109 Views Asked by At

Let's said that I have a 3D matrix of integer of size 10x10x4, I want to know if along the 3rd dimension some vectors are perfectly similar (same number, same order).

So I could compare one by one each vectors (of size 4) with each others. But I'm using a computer and the time matters. So is there a mathematical operation to ensure that two vectors are perfectly equal. Or, same question others words, is there a mathematical operation that can link a unique value to a unique vector.

So typicaly for a vector of size 4 (base 10) the associated number should be between 1 and 10^4 (ideally).

2

There are 2 best solutions below

0
On

If by "number" you allow quaternions then of course to the vector $v=(v_1,v_2,v_3,v_4)$ you can associate $v_1+iv_2+jv_3+kv_4$, but that is not helpful at all...

If you know for instance that the entries are integers, then you can send $v$ to $v_1+\sqrt2 v_2+\sqrt3 v_3 + \sqrt5 v_4$ and this would be a bijection.

You have to consider if you are interested in $v=w$ or rather $|v-w|<10^{-8}$, because the two "equalities" are quite different to test. For instance, you cannot hash the vectors in order to test the second one.

Otherwise, if you think about it, the bit representation of the floating points for the components of $v$ are already a number associated to the vector. You just associate to $v$ the binary number obtained from the concatenation of the binary representations of $v_1,\dots,v_4$.

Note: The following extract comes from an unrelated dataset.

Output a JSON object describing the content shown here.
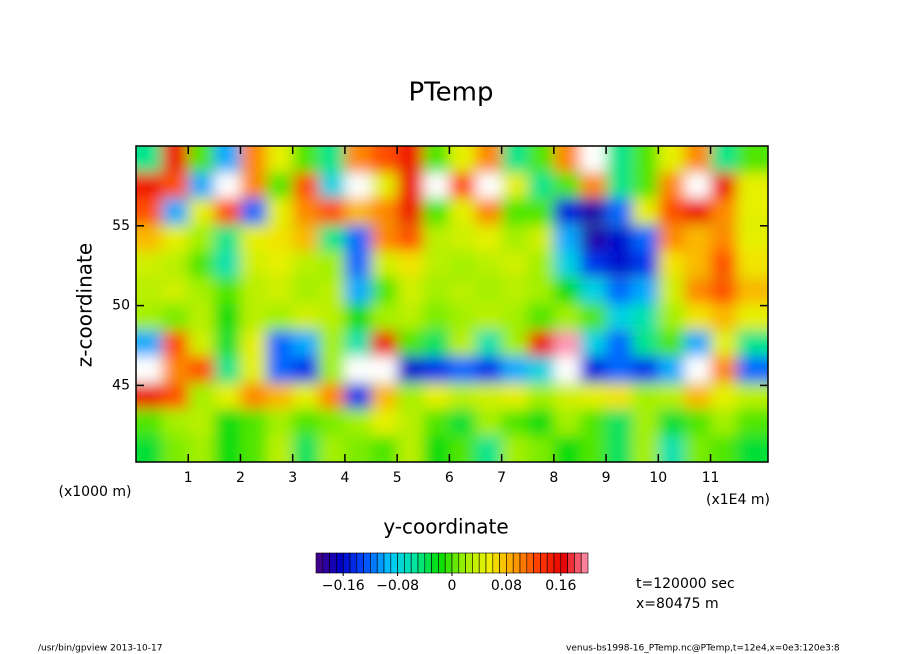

Given that the vectors are very short (only 4 entries), I don't see any real benefit of attempting anything different from pairwise comparison. You can use something like int memcmp(const void *s1, const void *s2, size_t n); (manpage) for that or trivially code your own.

If you know something more about the spacial distribution of your vectors, maybe you can try something like hextrees in order to reduce the number of necessary comparisons.

See also here for ideas on how to partition your vectors. For instance, given $w\in\mathbb R^4$, you can partition your vector in the two families $W_-=\{v:v\cdot w<0\}$ and $W_+=\{v:v\cdot w>0\}$. Now you only need to check for identity among the two families and not across them. So if you are able to find a good $w$ that splits your vectors in two families approximately equinumerous, you pass from $n^2$ tests to $n^2/2$.

Edit Taking further the previous idea of computing $w\cdot v$, you can in fact compute 10x10 matrix of these scalar product and then have to worry only about entries which are the same. This can reduce drastically the number of comparisons.

2
On

What you are looking for is a hash function in the general sense. Let a vector be $(a_0,a_1,a_2,a_3)$. If you know all the components are positive and less than some number $b$, you can just compute $a_0+ba_1+b^2a_2+b^3a_3$ and compare these. That gets you what you want, a unique number for each vector as long as they are what you expect. Whether it is worth computing this for each vector is up to you. I would be surprised if this is the slow point for your code. Of course, if $b$ is the size of the largest number that fits in an int you haven't saved any storage at all.

If you don't know the size of your vectors but all the components are positive whole numbers you can use the Cantor Pairing function. You can find many mentions of it on the site. You can pair $a_0 $ and $a_1$, $a_2$ and $a_3$ and finally the two pairs. This is more computation but handles numbers of any size. If you have negative numbers you need to make them positive some what or adapt the function.